A contact lens directly contact an eyeball, such that it is required to maintain transparency and surface wettability while simultaneously maintaining eye safety and efficacy, and thus, oxygen needs to be appropriately supplied from the atmosphere, and carbon dioxide needs to be properly released from a cornea.
In addition, the contact lens needs to have a tear layer with smooth flow, and should be designed in consideration of a clinical aspect so as to avoid excessive friction between an eyelid and an eye surface. Further, the contact lens should satisfy conditions such as tensile strength of a material, biocompatibility, non-toxicity, optical transparency of a material, refractive index, surface wet ability, water content appropriate for the cornea, a welling rate, oxygen permeability, etc., to be used.

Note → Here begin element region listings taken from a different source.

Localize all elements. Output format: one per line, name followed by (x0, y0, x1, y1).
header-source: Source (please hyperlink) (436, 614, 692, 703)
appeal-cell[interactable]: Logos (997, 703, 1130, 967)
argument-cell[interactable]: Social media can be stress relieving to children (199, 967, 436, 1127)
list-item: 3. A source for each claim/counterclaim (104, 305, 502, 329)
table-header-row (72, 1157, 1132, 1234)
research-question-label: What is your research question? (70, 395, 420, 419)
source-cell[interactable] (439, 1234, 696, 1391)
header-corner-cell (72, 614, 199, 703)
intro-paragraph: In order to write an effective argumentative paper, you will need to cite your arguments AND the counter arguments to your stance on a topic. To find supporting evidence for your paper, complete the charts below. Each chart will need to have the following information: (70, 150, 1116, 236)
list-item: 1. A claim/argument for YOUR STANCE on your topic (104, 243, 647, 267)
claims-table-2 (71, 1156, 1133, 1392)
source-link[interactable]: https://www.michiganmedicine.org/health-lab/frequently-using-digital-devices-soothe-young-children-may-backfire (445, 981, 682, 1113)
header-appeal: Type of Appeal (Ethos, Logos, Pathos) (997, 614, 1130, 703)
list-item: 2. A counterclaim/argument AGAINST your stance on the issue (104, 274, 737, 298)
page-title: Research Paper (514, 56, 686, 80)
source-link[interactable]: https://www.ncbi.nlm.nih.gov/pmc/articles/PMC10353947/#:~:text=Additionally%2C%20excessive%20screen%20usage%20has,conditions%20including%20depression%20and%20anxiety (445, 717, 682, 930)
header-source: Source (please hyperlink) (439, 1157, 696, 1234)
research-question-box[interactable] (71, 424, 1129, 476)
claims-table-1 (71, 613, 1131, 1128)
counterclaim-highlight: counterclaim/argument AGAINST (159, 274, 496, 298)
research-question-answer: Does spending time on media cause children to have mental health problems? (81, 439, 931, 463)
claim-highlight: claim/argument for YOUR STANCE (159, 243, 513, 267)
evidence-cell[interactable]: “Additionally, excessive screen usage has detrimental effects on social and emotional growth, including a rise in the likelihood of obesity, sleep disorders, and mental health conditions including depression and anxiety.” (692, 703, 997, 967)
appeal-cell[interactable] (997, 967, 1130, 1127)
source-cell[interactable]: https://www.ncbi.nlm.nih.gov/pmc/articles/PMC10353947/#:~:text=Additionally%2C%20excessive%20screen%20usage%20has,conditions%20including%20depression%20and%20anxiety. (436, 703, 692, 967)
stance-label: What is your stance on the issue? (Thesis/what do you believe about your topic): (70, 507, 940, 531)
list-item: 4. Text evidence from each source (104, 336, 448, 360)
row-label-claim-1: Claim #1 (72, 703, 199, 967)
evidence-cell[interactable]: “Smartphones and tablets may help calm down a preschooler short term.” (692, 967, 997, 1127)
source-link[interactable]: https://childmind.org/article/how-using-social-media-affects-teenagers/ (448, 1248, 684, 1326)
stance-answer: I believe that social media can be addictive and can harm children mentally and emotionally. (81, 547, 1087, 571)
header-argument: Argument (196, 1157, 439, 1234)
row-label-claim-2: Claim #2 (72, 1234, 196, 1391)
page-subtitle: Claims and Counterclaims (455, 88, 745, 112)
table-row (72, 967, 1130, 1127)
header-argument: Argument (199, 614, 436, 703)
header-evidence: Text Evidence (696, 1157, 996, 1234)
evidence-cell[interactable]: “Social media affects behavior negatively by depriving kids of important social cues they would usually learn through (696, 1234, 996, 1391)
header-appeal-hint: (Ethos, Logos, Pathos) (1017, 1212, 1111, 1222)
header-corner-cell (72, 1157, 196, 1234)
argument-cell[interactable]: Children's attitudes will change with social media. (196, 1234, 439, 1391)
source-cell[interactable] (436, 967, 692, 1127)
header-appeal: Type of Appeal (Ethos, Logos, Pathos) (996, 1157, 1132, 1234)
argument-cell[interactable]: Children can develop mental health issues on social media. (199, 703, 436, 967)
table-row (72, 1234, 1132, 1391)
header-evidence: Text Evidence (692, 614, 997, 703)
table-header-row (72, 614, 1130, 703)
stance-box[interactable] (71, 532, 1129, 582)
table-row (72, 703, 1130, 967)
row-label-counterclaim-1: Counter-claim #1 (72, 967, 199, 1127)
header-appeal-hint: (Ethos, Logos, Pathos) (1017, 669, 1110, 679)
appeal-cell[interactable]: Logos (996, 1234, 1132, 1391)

In general, the contact lens may be largely divided into a hard contact lens and a soft contact lens according to the material, and is classified for vision correction, treatment, cosmetic contact lens, etc., according to function. A hydrogel is a typical material of a soft contact lens that is used for purposes such as vision correction, treatment, etc. Here, most of the hydrogel contact lenses include silicone-based or acrylate-based materials as a main material.
The cornea of a human eye has no blood vessels, and has a structure in which oxygen is directly received from the external environment. However, when the contact lens is worn, the lens itself acts as a kind of barrier, which reduces oxygen permeability. A number of people prefer to wear a general hydrogel contact lens due to comfort wearability when it is worn, but the hydrogel contact lens has problems such as hypoxia (corneal edema) due to a low oxygen permeability and reduction in the wettability of a lens surface due to leaking components attached to the lens surface. Accordingly, the hydrogel contact lens requires not only superior wearability but also a high oxygen permeability, wettability, etc.
For example, when the silicone-based hydrogel contact lens is worn, oxygen is sufficiently supplied to the eye, and thus, a side effect of the corneal edema due to the hypoxia is not caused.
However, the silicone-based hydrogel contact lens has low wearability. That is, due to properties of the silicone-based hydrogel material, as a silicone content is increased, the oxygen permeability is sufficiently increased, but hydrophilicity of the lens surface is reduced. Accordingly, the silicone-based hydrogel material causes discomfort, and has problems such as eye irritation, corneal staining, attachment of the lens to the cornea, etc.
In order to overcome these disadvantages, Korean Patent No. 10-0594414 (Patent Document 001) used a method of increasing hydrophilicity by plasma surface treating the lens surface in initial first-generation silicone hydrogel contact lens products. However, this method still has low surface wettability, which causes discomfort to a wearer, and further includes a complicate process which is called a plasma surface treatment in a manufacturing process, which causes an increase in production costs.
Further, Korean Patent No. 10-0748379 (Patent Document 002) suggested a wettable silicone hydrogel lens according to Johnson & Johnson as a second-generation silicone-based hydrogel contact lens. The second-generation silicone-based hydrogel contact lens is manufactured by using a polyvinyl pyrrolidone (PVP) polymer as an internal wetting agent to increase wettability and a water content without the plasma post-processing step. However, the internal wetting agent (PVP) has worse wearability as it is slowly released out of the lens, and thus, the second-generation silicone-based hydrogel contact lens still has discomfort when it is worn.
Meanwhile, Korean Patent Laid-Open Publication No. 10-2007-0067679 (Patent Document 003) suggested a contact lens according to Asahi Kaei Aime Co., and CooperVision as a third-generation silicone-based hydrogel contact lens. The third-generation silicone-based hydrogel contact lens is manufactured by synthesizing a silicone macromer having hydrophilic property to a raw material itself. However, a high level of molecular design and a synthesis technique for the raw material are required.
Further, there are problems in that a manufacturing method for a raw material includes complicated various stages, and accordingly, stimulating residues in manufacturing the raw material are left in a final product.
In addition, a technology of increasing surface wettability has been attempted in the acrylate-based hydrogel contact lens. For example, Korean Patent No. 10-1249705 (Patent Document 004) suggested a method of modifying a contact lens surface by immersing the contact lens in an oligosaccharide solution. However, the method has a problem in that the oligosaccharide does not have sufficient physical and chemical binding force with a polymer matrix, which is released out of the lens surface.